I like the idea generally as a lot of big users do their own forks with these 
backports anyway and the work already being done would be more shared. 
Realistically there would likely still be forks, just lighter weight forks. One 
risk is that some users may not be comfortable with everything getting 
backported - but if there is trust in the collective effort and people use it, 
it provides a new path to features in contrast to the longer release cycles.

What I've gotten from this proposal for the near future:

4.0, 4.1, 5.0 - keep on with bug/CVE fixes, very conservative improvements, and 
backports
trunk - the pile of new big things until we branch approximately annually - 
includes JDK support updates for the current two LTS versions

NEW: 5.1 - continually adding backports in point releases. Just for a 
theoretical scenario: 5.1.0 includes bigger compaction improvements, security 
features now only in trunk, etc. Releases happen periodically and include 
additional backports. Fast forward to 5.1.3. Something comes along that we 
wouldn't normally backport to 4.0/4.1/5.0 - something like an auto-repair-level 
feature. We would say - hey everyone, this is the backport branch between 
stable and trunk. After some discussion or vetting process, auto-repair comes 
is released with 5.1.4 along with fixes.

Then when 6.0 comes out, there would be a 6.1 with a similar cadence of more 
aggressive backports? At that point the actively supported branches are 4.1, 
5.0, 6.0, and 6.1? At that point what happens with 5.1? Is that no longer 
supported because presumably people on that branch would then move to trunk?

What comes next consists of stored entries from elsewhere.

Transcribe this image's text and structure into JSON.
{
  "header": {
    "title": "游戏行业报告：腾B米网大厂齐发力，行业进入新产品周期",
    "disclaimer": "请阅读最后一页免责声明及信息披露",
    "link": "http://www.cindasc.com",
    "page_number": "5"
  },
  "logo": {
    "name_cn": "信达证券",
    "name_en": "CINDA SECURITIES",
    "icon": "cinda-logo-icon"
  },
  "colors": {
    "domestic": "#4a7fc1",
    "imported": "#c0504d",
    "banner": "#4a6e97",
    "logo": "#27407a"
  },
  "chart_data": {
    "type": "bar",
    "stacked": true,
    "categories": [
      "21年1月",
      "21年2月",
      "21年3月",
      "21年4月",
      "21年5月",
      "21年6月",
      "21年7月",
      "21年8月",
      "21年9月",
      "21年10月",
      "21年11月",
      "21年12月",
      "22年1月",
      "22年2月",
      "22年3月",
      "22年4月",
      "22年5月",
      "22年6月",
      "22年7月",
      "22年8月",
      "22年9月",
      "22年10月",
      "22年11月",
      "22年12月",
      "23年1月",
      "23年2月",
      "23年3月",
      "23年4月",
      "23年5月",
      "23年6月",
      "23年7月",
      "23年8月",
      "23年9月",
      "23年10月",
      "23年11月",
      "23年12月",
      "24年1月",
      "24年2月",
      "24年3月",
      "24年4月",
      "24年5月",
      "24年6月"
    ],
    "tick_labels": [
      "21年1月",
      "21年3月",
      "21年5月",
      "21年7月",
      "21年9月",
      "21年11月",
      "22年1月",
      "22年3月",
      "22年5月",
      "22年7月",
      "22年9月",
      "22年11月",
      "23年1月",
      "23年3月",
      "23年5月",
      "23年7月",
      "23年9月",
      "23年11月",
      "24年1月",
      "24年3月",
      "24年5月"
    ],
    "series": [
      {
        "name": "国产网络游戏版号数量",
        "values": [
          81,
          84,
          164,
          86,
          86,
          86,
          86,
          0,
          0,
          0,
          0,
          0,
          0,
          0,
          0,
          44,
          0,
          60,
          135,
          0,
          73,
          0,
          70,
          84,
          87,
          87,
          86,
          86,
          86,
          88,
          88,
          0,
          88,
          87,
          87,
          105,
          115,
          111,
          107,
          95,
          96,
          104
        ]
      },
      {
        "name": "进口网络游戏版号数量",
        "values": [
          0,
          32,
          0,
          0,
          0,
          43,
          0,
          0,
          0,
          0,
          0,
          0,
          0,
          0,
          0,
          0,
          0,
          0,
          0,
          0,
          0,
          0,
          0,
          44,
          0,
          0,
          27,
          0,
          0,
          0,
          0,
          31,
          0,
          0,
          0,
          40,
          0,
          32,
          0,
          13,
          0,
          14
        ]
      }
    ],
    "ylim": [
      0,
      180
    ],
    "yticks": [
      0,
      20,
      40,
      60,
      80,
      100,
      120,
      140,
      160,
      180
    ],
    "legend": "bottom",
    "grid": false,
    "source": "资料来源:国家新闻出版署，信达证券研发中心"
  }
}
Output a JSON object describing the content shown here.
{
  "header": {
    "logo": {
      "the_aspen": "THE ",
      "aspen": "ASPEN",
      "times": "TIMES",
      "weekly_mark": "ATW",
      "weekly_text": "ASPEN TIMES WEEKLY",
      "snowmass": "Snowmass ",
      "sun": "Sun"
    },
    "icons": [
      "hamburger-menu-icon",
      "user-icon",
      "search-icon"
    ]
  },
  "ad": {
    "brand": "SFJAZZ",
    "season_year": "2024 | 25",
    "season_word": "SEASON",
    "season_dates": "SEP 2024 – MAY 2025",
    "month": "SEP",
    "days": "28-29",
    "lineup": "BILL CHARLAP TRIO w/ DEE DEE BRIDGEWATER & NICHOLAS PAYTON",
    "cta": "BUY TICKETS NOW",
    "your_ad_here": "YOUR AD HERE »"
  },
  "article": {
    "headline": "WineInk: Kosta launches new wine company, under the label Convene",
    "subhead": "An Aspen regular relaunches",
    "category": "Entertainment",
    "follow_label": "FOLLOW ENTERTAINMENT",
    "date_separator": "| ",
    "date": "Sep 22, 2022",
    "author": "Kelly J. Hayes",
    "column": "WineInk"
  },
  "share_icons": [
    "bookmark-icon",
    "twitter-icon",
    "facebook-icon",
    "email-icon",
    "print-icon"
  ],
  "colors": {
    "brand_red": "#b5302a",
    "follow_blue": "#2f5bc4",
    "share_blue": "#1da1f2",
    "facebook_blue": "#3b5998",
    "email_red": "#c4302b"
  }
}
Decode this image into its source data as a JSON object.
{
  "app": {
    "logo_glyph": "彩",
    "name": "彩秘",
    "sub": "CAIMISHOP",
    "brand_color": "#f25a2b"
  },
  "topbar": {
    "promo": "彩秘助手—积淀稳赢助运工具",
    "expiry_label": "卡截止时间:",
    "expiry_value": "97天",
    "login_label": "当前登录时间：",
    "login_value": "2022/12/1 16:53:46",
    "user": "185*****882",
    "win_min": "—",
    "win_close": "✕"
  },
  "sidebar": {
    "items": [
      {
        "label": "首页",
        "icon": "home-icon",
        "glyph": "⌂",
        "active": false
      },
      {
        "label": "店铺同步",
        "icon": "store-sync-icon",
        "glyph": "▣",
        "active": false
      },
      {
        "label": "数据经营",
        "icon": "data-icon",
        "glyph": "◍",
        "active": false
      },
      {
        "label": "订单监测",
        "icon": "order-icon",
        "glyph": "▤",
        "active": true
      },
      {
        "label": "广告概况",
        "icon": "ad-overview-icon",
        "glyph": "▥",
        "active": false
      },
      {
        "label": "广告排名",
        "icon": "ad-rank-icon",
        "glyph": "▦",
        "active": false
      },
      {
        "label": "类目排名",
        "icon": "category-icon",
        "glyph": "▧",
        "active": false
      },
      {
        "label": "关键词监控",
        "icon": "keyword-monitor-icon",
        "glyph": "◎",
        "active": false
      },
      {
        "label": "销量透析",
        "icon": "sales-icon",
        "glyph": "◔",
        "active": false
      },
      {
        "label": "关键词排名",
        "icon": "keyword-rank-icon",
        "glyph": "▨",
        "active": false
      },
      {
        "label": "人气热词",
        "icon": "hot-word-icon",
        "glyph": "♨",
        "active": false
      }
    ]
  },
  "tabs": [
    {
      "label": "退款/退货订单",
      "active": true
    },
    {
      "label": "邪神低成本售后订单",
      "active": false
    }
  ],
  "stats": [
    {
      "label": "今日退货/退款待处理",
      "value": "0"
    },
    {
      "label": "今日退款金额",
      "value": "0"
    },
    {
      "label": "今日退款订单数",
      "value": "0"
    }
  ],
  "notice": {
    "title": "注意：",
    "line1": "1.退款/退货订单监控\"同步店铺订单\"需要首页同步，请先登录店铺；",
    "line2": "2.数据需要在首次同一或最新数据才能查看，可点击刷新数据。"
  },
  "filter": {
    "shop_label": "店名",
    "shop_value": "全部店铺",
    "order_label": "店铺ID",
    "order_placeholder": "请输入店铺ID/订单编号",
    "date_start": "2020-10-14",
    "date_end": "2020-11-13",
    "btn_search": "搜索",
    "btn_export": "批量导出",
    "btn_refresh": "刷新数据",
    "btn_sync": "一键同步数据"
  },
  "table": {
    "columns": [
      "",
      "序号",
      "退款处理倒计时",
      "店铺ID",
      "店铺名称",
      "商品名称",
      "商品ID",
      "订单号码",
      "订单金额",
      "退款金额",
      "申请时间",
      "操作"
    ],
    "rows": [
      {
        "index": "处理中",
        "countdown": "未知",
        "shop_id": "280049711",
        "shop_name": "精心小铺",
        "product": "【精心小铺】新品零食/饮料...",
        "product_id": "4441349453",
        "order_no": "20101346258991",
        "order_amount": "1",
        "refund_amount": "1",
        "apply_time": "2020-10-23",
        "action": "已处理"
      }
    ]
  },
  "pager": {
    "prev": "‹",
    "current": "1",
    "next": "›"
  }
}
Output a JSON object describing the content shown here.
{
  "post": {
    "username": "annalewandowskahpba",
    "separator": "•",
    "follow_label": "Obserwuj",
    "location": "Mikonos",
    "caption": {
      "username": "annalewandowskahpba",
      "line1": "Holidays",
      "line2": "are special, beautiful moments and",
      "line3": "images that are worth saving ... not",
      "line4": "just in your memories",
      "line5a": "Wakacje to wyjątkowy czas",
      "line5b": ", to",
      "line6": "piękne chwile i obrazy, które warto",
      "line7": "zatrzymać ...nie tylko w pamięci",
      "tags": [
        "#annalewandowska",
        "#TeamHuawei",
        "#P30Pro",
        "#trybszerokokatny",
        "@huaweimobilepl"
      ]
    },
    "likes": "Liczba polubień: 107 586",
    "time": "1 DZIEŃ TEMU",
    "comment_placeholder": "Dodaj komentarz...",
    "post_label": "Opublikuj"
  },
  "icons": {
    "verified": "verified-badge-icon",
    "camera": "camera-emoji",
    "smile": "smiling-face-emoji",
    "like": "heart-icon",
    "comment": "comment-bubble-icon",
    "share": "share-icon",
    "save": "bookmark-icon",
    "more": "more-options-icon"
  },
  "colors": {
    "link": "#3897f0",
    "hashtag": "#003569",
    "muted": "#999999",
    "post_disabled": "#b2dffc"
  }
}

Is that how things would play out according to the proposal?

Thanks,

Jeremy

> On Oct 7, 2025, at 4:00 PM, Ekaterina Dimitrova <[email protected]> wrote:
> 
> What I “hear” here - the difference between backporting patches to older 
> branches and to this backport branch is that backport branch can get a big 
> feature, which is technically higher risk but we will choose non-disruptive 
> ones. 
> So just branch in a fairly good shape? Are we going to produce artifacts 
> indeed? (I second Francisco here)
> I am wondering, what is the signal of having the need for such a branch? Our 
> current release cycle needs revision? (Of course that is independent activity 
> of what we discuss here)
> 
> My guess is that the request for people to maintain such a branch means that 
> this branch won’t be part of the merge strategy and it will be maintained 
> completely separately by volunteers?
> 
> Anyone has some write up that can give us an example how that works for some 
> of the other projects mentioned?
> 
> 
> Thanks,
> Ekaterina
> 
> 
> On Tue, 7 Oct 2025 at 4:53, Jeff Jirsa <[email protected] 
> <mailto:[email protected]>> wrote:
>> I have to admit I feel slow because I genuinely can’t tell what’s 
>> functionally different from this vs the existing strategy where we … 
>> selectively write patches for older versions when they’re low risk / high 
>> reward for safety and security 
>> 
>> Setting aside some unspecified nuances you haven’t haven’t defined, what 
>> makes this different from the existing practice of apply selective patches 
>> to old releases so users on old builds have a long term stable release that 
>> gets correctness and security fixes without the risk of new features ?
>> 
>> 
>> 
>> > On Oct 6, 2025, at 9:04 AM, Josh McKenzie <[email protected] 
>> > <mailto:[email protected]>> wrote:
>> > 
>> > 
>> > Many large‑scale Cassandra users have had to maintain private feature 
>> > back-port forks (e.g., CEP‑37, compaction optimization, etc) for years on 
>> > older branches. That duplication adds risk and pulls time away from 
>> > upstream contributions which came up as a pain point in discussion at CoC 
>> > this year.
>> > 
>> > The proposal we came up with: an official, community‑maintained backport 
>> > branch (e.g. cassandra‑5.1) built on the current GA release that we pilot 
>> > for a year and then decide if we want to make it official. The branch 
>> > would selectively accept non‑disruptive improvements that meet criteria we 
>> > define together. There’s a lot of OSS prior art here (Lucene, httpd, 
>> > Hadoop, Kafka, Linux kernel, etc).
>> > 
>> > Benefits include reduced duplicated effort, a safer middle ground between 
>> > trunk and frozen GA releases, faster delivery of vetted features, and 
>> > community energy going to this branch instead of duplicated on private 
>> > forks.
>> > 
>> > If you’re interested in helping curate or maintain this branch - or have 
>> > thoughts on the idea - please reply and voice your thoughts.